Sim. Esquecimentos, desorganização, impulsividade e dificuldade de escuta ativa podem criar atritos. Mas TDAH em relacionamentos é gerenciável com comunicação aberta e estratégias específicas.
O TDAH afeta relacionamentos de várias formas que frequentemente não são reconhecidas como manifestações do transtorno:
Esquecimentos: esquecer datas, compromissos, recados — que o parceiro interpreta como descaso mas é TDAH. Isso cria conflitos repetidos que minam a confiança.
Impulsividade verbal: dizer coisas antes de pensar, interromper, responder de forma intempestiva em momentos de conflito.
Dificuldade de escuta ativa: a mente pode "vaguear" durante conversas — levando o parceiro a sentir que não é ouvido.
Hiperfoco no início do relacionamento que diminui: no início, o parceiro novo é novidade suficiente para gerar hiperfoco intenso.
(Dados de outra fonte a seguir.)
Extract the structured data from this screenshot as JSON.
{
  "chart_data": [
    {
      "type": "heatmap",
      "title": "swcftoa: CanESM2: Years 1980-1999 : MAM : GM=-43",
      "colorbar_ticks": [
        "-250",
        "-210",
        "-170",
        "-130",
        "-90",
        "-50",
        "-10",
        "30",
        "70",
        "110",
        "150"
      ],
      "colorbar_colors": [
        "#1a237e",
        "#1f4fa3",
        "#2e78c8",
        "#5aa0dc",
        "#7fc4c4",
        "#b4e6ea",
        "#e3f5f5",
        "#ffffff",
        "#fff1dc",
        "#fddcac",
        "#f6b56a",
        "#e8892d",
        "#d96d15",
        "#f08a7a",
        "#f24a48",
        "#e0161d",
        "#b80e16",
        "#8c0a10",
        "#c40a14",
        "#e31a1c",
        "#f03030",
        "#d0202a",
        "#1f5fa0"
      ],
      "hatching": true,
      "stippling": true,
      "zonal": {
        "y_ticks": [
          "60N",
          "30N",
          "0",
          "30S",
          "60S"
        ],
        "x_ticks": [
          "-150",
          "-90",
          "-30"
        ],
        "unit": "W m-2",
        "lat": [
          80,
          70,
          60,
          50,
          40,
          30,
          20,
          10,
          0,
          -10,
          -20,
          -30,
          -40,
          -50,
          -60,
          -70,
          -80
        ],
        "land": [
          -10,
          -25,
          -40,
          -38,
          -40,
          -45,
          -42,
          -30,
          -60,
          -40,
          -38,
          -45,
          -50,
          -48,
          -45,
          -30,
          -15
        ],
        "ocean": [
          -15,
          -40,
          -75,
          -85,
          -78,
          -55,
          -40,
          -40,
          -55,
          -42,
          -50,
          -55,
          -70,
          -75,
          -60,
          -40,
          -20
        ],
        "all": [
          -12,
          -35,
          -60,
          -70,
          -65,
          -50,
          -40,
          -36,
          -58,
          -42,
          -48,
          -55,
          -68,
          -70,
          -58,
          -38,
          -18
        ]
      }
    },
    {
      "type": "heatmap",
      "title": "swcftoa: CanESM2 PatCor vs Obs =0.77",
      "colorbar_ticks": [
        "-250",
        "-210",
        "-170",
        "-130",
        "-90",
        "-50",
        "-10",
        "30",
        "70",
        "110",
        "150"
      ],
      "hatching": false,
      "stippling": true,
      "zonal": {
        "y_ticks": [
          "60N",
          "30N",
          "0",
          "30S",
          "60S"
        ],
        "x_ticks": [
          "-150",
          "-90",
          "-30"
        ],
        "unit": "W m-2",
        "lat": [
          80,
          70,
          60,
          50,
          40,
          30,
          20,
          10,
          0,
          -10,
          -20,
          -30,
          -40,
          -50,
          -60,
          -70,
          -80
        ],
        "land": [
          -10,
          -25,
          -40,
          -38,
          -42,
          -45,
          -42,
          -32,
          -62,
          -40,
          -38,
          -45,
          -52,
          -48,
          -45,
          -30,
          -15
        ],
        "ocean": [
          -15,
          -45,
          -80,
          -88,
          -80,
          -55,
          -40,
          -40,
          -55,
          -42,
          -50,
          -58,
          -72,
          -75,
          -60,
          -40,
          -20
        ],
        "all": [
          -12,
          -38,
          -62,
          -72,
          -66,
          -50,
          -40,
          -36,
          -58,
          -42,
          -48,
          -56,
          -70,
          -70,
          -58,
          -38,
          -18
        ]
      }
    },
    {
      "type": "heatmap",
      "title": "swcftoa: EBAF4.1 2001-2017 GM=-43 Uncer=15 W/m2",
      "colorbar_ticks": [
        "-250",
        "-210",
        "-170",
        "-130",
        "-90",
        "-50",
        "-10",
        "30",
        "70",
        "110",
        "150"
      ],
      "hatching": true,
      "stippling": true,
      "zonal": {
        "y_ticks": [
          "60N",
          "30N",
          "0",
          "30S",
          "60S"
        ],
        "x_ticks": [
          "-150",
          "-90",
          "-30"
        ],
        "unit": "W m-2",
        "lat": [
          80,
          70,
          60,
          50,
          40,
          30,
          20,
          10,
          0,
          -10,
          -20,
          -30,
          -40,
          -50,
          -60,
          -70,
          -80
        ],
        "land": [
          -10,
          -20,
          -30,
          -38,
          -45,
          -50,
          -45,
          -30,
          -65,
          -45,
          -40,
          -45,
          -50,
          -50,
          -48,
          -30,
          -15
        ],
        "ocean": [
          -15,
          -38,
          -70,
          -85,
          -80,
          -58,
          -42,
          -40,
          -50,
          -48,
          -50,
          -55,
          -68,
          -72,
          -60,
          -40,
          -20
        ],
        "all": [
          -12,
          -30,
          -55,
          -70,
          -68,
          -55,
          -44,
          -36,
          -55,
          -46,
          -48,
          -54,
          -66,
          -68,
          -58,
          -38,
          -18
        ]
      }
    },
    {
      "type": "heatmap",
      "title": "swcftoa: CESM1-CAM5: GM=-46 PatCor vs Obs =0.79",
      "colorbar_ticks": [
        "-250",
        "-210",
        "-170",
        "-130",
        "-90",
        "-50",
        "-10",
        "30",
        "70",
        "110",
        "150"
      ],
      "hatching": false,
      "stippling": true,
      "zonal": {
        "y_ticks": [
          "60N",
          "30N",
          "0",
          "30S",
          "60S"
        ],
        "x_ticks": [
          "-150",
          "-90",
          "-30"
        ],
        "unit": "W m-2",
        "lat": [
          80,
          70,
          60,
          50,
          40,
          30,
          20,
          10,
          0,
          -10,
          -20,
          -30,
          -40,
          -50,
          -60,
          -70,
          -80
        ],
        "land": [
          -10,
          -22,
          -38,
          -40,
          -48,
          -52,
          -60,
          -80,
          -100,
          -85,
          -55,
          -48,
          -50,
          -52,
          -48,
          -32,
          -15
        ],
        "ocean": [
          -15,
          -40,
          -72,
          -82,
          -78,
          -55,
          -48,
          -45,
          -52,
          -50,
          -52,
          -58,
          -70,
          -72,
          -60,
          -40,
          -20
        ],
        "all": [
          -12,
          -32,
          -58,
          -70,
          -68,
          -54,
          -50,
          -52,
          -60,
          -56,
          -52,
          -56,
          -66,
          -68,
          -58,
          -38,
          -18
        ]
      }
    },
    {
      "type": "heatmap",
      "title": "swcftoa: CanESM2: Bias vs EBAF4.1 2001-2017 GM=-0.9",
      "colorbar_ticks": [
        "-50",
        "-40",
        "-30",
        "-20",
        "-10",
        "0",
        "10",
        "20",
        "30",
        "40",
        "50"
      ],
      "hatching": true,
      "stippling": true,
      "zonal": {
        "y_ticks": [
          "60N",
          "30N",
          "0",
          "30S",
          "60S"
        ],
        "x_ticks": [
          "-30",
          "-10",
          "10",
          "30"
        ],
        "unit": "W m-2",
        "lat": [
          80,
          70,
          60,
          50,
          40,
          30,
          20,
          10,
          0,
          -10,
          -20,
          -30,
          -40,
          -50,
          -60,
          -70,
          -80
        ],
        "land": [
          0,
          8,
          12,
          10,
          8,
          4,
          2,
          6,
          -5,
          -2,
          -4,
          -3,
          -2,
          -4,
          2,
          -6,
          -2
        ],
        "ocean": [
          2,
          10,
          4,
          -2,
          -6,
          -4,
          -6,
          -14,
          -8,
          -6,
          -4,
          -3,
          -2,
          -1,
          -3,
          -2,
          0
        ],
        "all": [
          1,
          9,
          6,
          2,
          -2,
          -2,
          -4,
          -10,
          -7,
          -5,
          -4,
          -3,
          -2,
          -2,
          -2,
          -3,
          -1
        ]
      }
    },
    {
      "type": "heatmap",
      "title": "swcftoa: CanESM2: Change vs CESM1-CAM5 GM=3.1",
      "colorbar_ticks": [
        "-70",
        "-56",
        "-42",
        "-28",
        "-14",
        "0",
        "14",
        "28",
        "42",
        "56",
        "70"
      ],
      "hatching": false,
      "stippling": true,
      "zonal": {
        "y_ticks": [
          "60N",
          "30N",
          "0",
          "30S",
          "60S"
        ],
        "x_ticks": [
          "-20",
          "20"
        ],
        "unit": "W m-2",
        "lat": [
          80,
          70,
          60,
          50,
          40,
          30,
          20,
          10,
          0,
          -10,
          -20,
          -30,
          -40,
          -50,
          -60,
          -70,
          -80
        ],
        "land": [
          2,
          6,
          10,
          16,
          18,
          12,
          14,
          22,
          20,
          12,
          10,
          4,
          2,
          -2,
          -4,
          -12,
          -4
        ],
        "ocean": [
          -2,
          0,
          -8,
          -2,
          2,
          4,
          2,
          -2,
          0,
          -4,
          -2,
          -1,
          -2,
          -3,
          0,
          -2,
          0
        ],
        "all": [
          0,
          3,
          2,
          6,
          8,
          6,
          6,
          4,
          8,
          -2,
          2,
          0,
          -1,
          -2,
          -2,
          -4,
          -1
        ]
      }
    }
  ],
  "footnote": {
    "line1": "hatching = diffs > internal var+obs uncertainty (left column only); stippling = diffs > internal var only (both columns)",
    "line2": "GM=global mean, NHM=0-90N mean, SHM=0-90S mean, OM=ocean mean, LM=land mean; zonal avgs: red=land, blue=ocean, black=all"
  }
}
Com o tempo, a rotina reduz o estímulo — o que pode ser interpretado como perda de interesse.
Desorganização doméstica: divisão desigual de tarefas domésticas, que pode criar ressentimento no parceiro.
O que ajuda: o diagnóstico e o entendimento do parceiro são o primeiro passo. Sistemas externos (lembretes, calendários compartilhados), comunicação clara sobre necessidades, TCC de casal, e quando relevante, tratamento do TDAH — podem transformar a dinâmica do relacionamento.